Tris had grudgingly agreed to this fact; Calliope didn't like Chandri very much, though Tris had never been able to find out why...she'd surmised that perhaps the Muse Queen just didn't particularly like Writers in general. Anyway, Tris didn't personally trust either of Crystallis's twelve-year-old residents to not annoy Calliope into something violent or...well, the possibilities were too numerous to trust the task to a twelve-year-old Writer and a twelve-year-old Muse, unchaperoned, especially those two particular ones.
As Anisha sighted the first buildings on the Collegium campus, she ran ahead of Tris, forcing the older Muse to run and keep up with her. She passed through the gates of the Collegium proper and kept on running until she stood at the foot of the main building of the complex. This was where the faculty offices were, the more important classrooms, the library, and most currently importantly, the licensing office.
Tris stared up at the building for a moment (which, rather predictably, stared back down at her), sighed a heavy sigh, and went inside, towing Anisha behind her by one arm.

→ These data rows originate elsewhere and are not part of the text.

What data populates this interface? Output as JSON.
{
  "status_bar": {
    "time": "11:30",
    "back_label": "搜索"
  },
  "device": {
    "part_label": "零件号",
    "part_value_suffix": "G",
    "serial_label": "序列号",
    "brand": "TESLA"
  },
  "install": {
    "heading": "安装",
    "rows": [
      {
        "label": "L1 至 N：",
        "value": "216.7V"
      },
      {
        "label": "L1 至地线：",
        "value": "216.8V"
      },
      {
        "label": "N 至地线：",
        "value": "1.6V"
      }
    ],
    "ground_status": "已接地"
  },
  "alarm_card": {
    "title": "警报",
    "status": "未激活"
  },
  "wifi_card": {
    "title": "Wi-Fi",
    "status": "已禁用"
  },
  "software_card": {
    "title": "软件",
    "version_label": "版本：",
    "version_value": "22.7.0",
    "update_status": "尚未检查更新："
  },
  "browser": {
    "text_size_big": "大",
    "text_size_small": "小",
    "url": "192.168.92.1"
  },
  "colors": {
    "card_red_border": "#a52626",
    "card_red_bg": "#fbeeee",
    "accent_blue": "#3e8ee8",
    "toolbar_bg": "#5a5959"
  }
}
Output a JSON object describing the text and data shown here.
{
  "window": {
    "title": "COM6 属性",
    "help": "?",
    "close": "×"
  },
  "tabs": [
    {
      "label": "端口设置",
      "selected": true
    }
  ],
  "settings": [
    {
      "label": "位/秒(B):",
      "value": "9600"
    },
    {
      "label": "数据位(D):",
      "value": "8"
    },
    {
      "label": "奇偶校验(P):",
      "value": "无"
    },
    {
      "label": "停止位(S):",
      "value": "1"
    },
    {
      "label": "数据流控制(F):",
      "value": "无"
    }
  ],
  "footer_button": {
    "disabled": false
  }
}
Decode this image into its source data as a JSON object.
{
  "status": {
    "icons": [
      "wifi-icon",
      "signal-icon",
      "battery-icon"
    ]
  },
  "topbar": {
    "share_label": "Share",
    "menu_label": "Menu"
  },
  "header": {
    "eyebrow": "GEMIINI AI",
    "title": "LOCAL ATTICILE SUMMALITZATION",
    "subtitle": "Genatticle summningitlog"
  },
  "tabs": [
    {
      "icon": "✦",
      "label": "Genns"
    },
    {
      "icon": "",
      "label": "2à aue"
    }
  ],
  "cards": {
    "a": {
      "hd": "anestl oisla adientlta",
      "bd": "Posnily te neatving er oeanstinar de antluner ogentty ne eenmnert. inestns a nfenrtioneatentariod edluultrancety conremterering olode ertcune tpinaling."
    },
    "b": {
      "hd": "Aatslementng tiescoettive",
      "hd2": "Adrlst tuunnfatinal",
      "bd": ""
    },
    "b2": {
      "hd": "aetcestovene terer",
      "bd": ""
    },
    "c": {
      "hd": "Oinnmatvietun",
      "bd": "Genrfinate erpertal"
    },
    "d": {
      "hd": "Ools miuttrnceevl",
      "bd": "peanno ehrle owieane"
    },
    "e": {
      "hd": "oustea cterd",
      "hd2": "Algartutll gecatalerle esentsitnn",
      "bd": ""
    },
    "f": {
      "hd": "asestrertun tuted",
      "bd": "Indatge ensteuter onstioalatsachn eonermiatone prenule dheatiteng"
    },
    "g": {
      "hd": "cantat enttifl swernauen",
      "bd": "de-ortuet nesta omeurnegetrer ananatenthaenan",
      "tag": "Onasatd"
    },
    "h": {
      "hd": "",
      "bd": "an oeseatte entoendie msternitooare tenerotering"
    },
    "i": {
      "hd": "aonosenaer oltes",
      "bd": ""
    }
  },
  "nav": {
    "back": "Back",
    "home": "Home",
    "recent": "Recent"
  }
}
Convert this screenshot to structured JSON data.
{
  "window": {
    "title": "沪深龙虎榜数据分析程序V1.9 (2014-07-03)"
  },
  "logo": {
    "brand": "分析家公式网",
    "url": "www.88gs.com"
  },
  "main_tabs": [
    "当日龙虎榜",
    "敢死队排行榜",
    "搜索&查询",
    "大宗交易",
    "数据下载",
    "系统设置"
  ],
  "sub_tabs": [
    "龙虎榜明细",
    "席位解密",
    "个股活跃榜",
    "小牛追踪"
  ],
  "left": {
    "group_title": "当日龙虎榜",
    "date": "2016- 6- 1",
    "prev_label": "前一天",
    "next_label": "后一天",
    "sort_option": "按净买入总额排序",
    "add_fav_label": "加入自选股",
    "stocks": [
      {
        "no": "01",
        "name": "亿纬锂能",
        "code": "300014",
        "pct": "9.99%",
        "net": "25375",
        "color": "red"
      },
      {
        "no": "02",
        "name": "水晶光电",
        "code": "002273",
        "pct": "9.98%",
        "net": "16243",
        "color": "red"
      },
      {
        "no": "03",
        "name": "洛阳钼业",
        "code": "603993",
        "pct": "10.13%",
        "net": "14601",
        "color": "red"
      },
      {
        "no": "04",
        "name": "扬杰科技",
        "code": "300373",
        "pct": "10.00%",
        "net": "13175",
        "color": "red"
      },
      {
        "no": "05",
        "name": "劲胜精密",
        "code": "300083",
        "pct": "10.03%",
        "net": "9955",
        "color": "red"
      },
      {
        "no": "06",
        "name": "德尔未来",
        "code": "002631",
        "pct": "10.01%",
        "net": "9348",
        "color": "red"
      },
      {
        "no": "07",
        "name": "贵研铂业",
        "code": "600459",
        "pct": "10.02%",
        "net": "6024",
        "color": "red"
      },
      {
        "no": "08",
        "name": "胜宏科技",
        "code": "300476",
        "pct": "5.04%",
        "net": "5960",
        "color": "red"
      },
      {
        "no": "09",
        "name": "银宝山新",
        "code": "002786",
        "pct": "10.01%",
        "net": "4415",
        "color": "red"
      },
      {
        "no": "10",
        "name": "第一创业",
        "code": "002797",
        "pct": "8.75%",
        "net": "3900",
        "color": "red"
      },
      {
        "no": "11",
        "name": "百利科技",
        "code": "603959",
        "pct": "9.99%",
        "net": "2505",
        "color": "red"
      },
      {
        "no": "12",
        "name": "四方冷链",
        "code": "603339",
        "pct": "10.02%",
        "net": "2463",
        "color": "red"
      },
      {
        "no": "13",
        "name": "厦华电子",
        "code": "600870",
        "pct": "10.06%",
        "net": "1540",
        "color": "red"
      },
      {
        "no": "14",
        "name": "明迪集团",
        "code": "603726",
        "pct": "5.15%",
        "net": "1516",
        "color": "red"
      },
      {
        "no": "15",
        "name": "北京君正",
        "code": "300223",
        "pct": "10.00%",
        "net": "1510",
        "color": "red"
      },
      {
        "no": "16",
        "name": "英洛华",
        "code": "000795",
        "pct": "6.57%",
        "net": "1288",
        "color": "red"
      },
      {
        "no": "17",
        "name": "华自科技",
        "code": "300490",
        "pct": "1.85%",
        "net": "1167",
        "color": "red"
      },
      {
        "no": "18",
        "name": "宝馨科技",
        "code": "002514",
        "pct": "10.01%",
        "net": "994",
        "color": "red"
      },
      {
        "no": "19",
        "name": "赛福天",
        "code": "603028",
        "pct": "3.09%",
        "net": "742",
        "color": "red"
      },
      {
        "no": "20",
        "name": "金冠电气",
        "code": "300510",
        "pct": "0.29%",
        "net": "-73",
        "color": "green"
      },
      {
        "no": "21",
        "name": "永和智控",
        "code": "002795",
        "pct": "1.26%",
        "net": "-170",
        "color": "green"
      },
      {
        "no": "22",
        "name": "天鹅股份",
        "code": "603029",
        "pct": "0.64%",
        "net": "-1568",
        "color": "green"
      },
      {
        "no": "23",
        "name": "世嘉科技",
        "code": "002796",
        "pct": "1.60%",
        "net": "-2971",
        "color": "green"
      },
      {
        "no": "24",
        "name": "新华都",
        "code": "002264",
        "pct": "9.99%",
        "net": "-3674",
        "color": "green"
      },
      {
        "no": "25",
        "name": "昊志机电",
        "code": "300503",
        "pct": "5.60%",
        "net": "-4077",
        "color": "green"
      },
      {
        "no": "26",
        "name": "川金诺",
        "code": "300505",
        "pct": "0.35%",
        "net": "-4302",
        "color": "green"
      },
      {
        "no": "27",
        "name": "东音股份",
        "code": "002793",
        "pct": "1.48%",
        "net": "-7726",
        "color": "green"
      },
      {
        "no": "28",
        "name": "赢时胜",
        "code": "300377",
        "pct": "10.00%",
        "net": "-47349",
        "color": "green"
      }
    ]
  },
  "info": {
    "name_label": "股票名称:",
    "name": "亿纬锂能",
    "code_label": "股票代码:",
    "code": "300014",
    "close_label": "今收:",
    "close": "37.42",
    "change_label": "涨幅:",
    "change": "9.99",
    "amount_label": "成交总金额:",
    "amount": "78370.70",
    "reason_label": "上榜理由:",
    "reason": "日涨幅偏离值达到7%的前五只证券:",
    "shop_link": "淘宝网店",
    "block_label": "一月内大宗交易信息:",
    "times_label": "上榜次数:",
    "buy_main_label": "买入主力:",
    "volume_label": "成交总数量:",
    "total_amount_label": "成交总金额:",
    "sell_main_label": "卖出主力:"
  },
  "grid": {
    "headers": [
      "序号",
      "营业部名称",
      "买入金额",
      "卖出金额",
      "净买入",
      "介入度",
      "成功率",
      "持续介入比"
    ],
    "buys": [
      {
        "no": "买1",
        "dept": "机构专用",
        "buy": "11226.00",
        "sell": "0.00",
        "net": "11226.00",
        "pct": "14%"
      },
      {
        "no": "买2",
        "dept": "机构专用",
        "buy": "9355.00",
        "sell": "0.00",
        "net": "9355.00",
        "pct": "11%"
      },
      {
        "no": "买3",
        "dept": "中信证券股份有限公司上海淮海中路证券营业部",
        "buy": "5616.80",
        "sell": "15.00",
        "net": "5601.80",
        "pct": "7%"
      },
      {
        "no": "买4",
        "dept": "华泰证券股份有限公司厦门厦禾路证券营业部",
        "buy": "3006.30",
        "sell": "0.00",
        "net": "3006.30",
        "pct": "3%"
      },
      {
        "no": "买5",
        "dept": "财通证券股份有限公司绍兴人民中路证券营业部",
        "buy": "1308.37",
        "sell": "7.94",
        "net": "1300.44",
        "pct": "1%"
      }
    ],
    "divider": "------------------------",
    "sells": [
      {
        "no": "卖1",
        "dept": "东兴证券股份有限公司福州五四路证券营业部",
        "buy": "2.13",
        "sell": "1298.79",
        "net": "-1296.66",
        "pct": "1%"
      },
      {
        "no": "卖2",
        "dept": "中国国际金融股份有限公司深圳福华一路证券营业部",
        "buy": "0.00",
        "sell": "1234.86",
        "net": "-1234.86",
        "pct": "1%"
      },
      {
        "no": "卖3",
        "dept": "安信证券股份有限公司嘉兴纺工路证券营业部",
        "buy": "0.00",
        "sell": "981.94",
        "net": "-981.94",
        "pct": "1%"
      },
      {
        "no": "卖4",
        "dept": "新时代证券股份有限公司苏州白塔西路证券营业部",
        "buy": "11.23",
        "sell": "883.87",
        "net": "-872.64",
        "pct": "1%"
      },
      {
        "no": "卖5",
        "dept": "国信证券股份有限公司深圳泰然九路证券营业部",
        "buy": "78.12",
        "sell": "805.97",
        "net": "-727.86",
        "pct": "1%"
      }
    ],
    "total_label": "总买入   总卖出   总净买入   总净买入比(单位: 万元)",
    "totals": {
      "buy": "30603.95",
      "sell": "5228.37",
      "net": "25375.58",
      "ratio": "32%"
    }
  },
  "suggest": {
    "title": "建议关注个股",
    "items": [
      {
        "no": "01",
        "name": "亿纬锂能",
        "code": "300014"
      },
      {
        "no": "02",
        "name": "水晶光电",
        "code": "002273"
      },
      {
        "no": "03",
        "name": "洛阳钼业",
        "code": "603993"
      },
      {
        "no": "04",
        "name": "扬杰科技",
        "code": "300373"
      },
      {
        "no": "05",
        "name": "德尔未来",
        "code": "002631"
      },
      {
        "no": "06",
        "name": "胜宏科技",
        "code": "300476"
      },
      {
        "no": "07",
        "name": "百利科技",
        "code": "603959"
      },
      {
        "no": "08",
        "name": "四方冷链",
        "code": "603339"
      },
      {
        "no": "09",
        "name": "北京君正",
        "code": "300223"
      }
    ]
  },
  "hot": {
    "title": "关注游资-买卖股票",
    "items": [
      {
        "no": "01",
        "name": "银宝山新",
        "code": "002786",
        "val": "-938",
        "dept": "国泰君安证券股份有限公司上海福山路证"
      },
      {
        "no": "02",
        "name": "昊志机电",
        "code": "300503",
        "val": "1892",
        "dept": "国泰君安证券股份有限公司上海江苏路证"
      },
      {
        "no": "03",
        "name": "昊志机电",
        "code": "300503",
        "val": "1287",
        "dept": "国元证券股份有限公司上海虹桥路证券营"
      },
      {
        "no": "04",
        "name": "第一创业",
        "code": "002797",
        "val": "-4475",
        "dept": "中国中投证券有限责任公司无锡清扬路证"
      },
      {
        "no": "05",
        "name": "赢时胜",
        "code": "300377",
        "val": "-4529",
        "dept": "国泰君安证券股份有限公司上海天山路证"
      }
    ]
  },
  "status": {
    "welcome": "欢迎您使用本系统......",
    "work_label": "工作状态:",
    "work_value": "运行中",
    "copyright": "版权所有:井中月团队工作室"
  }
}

The main corridors of the Imagination Collegium had been constructed, long ago, with the purpose in mind of repelling invaders. This was a little-known fact -- it was an even less-known fact that most buildings (even the mundane ones) in Subreality, mostly by accident, were constructed with this same purpose in mind. Tris had noticed it in her young adulthood at the Collegium, her first years in classes. She was certain that most young Muses noticed the same thing in their first few months here, but never said anything. There were certain architectural traits in a structure built to withstand siege; doors that only locked on one side, needlessly complicated hallways, secret passages to otherwise easily accessible areas, such as the kitchen, dormitories and store-rooms. Tris could think of few closets and storage spaces in the Collegium that didn't have special, secret ways of escape and access. She had eventually surmised that since no one spoke of it, everyone knew, but wasn't supposed to know.
By way of simple literary cliche, most structures in Subreality tended to spontaneously generate intricate networks of secret passageways and underground tunnels; the catacombs beneath the City alone were convoluted enough to rival the underground tunnels of Paris and London in Reality, and much easier to get lost in. The Collegium, though, must have been built intentionally along those lines. While a Writer's residence or any other building of their creation might have numerous secrets by design, simply for the fascination value, the Collegium had been constructed this way for a purpose. Tris could only theorize as to the actual purpose; all of her theories, though, related to the Muse War, and were nothing she wanted to think about too extensively.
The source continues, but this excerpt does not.